[jcifs] Please Help Me!

Aris Javier aristotle.javier at eazix.com
Wed Sep 1 06:15:03 GMT 2004


im sorry.
i don't understand your reply. im new to authentication stuff.
all i want is to get request.getRemoteUser() to work...

do you know any working code, even basic authentication just for 
request.getRemoteUser() to work?

please help! i got sick yesterday because of this.. really no kidding!

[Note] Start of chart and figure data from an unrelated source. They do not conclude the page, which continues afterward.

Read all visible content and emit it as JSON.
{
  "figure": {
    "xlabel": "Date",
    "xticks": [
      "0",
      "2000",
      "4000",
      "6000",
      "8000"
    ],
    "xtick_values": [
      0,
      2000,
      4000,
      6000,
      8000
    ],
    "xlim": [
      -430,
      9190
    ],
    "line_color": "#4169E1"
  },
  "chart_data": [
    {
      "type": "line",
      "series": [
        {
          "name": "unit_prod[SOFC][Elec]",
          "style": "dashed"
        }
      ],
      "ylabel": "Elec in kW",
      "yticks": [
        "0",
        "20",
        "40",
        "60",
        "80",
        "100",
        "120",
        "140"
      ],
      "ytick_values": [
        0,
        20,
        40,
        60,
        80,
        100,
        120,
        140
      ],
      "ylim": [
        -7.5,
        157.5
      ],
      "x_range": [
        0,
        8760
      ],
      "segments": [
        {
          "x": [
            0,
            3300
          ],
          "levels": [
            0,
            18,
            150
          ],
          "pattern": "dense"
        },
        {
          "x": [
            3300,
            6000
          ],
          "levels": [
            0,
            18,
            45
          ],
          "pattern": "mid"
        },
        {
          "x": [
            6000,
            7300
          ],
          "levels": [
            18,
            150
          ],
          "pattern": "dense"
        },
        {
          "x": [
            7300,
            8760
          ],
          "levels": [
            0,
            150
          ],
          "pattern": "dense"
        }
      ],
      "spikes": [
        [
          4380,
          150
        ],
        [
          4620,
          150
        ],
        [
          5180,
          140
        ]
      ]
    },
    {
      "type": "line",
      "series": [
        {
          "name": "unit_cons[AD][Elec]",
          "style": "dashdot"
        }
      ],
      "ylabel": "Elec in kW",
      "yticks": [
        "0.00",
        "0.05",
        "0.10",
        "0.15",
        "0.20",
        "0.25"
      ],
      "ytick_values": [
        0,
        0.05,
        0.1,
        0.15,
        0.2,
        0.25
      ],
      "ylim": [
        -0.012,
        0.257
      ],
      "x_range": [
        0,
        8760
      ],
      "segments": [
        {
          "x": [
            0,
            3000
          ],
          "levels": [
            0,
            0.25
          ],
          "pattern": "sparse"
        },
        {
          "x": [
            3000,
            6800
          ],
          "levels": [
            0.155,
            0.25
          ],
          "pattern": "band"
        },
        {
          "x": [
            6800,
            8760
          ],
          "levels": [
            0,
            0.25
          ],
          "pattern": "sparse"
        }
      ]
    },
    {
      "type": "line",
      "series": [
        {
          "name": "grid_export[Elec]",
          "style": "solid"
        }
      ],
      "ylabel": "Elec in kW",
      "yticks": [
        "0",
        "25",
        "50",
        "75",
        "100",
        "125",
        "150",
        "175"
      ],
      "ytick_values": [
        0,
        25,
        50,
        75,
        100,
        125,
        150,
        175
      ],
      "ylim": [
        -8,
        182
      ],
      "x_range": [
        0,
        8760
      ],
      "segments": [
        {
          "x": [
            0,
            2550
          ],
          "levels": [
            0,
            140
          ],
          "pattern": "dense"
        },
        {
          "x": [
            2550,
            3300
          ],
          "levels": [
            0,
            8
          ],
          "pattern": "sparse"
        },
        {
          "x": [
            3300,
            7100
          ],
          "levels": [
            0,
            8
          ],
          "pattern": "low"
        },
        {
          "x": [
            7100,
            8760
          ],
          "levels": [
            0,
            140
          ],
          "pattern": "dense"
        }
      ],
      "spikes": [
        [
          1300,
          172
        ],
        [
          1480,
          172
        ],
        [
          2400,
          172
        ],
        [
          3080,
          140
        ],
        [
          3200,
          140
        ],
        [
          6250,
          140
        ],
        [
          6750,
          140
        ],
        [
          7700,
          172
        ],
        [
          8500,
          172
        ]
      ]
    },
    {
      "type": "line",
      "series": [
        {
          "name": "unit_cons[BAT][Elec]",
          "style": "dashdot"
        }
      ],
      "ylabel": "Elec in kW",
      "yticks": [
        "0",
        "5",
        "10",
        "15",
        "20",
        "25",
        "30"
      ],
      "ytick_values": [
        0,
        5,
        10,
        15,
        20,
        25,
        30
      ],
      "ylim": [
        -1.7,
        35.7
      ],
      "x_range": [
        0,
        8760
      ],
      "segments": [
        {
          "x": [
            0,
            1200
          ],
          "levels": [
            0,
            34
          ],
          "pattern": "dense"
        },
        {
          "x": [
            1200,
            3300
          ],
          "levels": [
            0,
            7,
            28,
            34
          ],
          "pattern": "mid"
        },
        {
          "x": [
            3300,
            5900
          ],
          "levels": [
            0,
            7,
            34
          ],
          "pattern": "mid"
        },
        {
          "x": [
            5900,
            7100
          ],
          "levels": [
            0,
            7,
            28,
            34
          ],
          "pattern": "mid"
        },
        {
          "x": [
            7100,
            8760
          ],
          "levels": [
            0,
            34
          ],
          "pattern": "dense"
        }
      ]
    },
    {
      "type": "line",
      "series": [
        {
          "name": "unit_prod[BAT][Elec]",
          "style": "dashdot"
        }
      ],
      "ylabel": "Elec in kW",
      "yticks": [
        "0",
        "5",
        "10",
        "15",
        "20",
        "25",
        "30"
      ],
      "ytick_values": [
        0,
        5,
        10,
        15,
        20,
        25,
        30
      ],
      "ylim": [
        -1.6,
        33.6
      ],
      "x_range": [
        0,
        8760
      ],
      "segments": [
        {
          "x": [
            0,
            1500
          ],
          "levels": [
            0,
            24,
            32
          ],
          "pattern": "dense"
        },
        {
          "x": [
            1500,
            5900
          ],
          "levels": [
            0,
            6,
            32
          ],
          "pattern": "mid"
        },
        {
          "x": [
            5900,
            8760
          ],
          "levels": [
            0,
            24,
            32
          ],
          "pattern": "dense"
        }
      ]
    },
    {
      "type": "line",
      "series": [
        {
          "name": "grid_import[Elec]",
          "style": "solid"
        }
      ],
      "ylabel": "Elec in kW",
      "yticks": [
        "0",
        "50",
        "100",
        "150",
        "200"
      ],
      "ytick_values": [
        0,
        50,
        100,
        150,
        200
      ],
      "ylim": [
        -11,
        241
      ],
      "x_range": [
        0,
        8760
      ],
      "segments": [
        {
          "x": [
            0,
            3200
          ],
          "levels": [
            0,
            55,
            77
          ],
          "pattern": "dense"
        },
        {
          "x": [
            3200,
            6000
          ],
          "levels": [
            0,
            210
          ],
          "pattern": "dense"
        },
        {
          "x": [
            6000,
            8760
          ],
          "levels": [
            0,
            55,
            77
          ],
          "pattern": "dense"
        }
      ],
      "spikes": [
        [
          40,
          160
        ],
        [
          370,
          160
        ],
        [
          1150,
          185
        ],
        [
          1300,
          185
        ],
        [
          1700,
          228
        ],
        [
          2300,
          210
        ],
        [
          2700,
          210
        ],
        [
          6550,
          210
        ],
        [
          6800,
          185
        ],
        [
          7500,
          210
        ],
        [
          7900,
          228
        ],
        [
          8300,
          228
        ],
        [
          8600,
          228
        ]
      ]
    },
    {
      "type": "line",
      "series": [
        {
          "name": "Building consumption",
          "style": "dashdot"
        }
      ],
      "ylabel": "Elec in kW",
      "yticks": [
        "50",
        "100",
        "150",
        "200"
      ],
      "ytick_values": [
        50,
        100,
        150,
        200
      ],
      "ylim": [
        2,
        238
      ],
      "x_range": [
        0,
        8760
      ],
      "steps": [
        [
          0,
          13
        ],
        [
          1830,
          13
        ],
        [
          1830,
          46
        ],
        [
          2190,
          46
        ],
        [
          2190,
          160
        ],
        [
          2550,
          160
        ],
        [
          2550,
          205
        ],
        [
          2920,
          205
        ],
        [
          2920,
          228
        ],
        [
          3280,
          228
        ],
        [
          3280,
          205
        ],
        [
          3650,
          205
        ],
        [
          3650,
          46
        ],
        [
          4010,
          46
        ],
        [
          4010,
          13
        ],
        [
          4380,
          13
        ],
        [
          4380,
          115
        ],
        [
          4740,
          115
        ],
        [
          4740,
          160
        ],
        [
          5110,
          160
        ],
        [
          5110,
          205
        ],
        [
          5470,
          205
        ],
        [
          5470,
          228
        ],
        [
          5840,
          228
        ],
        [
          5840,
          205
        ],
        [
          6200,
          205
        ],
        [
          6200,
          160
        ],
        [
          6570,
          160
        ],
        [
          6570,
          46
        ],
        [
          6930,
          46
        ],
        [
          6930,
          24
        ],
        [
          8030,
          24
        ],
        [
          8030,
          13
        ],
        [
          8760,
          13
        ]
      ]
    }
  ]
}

-----Original Message-----
From: Eric Glass [mailto:eric.glass at gmail.com] 
Sent: Tuesday, August 31, 2004 6:40 PM
To: Michael B Allen
Cc: Aris Javier; jcifs at lists.samba.org
Subject: Re: [jcifs] Please Help Me!


This would occur if the client is set up for NTLMv2, but
jcifs.smb.client.lmCompatibility isn't set correspondingly.  The fix is
~line 61 of SmbComSessionSetupAndX; currently it does:

accountPassword = auth.getAnsiHash(
session.transport.server.encryptionKey ); unicodePassword =
auth.getUnicodeHash( session.transport.server.encryptionKey );
passwordLength = unicodePasswordLength = 24; // fix for win9x clients if
(unicodePassword.length == 0) unicodePasswordLength = 0;

This should really just be:

accountPassword = auth.getAnsiHash(
session.transport.server.encryptionKey ); passwordLength =
accountPassword.length; unicodePassword = auth.getUnicodeHash(
session.transport.server.encryptionKey ); unicodePasswordLength =
unicodePassword.length; // prohibit HTTP auth attempts for the null
session if (unicodePasswordLength == 0 && passwordLength == 0) {
    throw new RuntimeException("Null setup prohibited.");
}

i.e. the lengths should actually be the lengths of the fields (rather
than hardcoded to 24).

This actually allows full NTLMv2 to work, provided the HTTP server and
SMB server are the same machine (otherwise the host name won't match the
target list).  You don't even have to set
jcifs.smb.client.lmCompatibility in this particular case, as it will
copy the NTLMv2 response directly into the session setup message.


Eric


On Tue, 31 Aug 2004 04:18:23 -0400, Michael B Allen <mba2000 at ioplex.com>
wrote:
> On Tue, 31 Aug 2004 15:36:27 +0800
> "Aris Javier" <aristotle.javier at eazix.com> wrote:
> 
> >      <filter-name>NtlmHttpFilter</filter-name>
> >      <url-pattern>/*</url-pattern>
> >  </filter-mapping>
> >
> >
> > but this error occured;
> >
> > java.lang.ArrayIndexOutOfBoundsException
> > java.lang.System.arraycopy(Native Method) 
> > jcifs.smb.SmbComSessionSetupAndX.writeBytesWireFormat(SmbComSessionS
> > etup
> > AndX.java:118)
> 
> Whooops. That's not supposed to happen. That code is:
> 
> 116   if( session.transport.server.security == SECURITY_USER &&
> 117       ( auth.hashesExternal || auth.password.length() > 0 )) {
> 118    System.arraycopy( accountPassword, 0, dst, dstIndex,
passwordLength
> );
> 119    dstIndex += passwordLength;
> 
> Since this is the first time we're seing this I have to wonder what it

> is about your setup that's different. What web broswer are you using? 
> Is there anything special about the server config? What is the host 
> OS? I'm thinking perhaps the client or server outside of jCIFS 
> jurisdiction is modifying the password hashes such that they are not 
> what the above code expects.
> 
> Mike
> 
> --
> Greedo shoots first? Not in my Star Wars.